So the key point of this controversy has been that no lipid lowering drug has ever reduced CVD (usually measured as a composite endpoint*) in a large study, with the exception of statins. This means it would be conceivable that some other effect of statins is responsible for their protective effects, the so called pleiotropic effects of statins.
The controversy can be put to rest given the results of the secondary-prevention study IMPROVE-IT with n ~ 18 000. I will spare you the details and just link to two other reviews instead. (Note, that the arseholes from medscape may require you to register before you can read the summary)

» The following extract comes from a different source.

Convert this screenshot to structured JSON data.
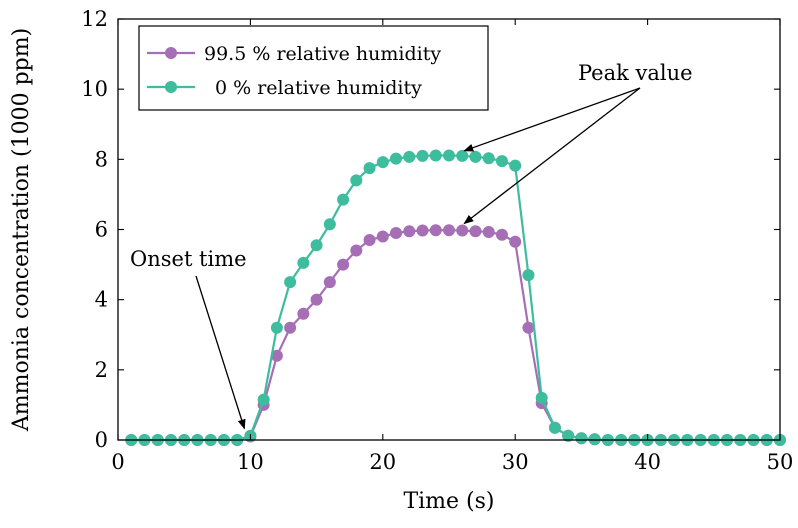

Over a period of 7 years, the addition of ezetimibe to simvastatin 40 mg reduced the primary end point—a composite of cardiovascular death, MI, unstable angina requiring rehospitalization, coronary revascularization, or stroke—by 6.4% when compared with patients who received simvastatin alone (P =0.016). The absolute reduction in risk over 7 years was 2.0%, with 32.7% in the ezetimibe/simvastatin arm experiencing a primary end point compared with 34.7% in the simvastatin arm.
Instead I want to make a few points:
1. Cholesterol was lowered from a very low starting level. LDL-C under a statin was approx. 70 and went down to 53 mg/dl. Obviously, one would expected diminishing returns. It is all the more impressive and a clear win for the "lower is better" hypothesis.
2. There was no benefit on all-cause mortality. This could easily be due to low statistical power. The result on the composite endpoint is driven by changes in hard outcomes, MI, ischemic stroke; and stroke (the only one at p > 0.05 with a p = 0.052). I find it hard to believe, very, very hard to believe that hard endpoints won't translate to reduced death rates.
As always, we'll see what we can get from secondary analyses, e.g. regarding cancer.
3. This study can be regarded as the death of the contrarian hypothesis (the claim that cholesterol is neutral, perhaps even healthy).
1. I notice that I cannot find a coherent write-up of this issue. For now, I'll link to a discussion I had a while ago about cholesterol and cancer risk
*Come to think of it, this seems like sloppy wording on my part. The gist of the argument is that most of the drugs barely affected the "hardest" endpoints, if they had any effect at all. From soft to hard: myocardial infarct - composite CVD - CVD mortality - all-cause mortality.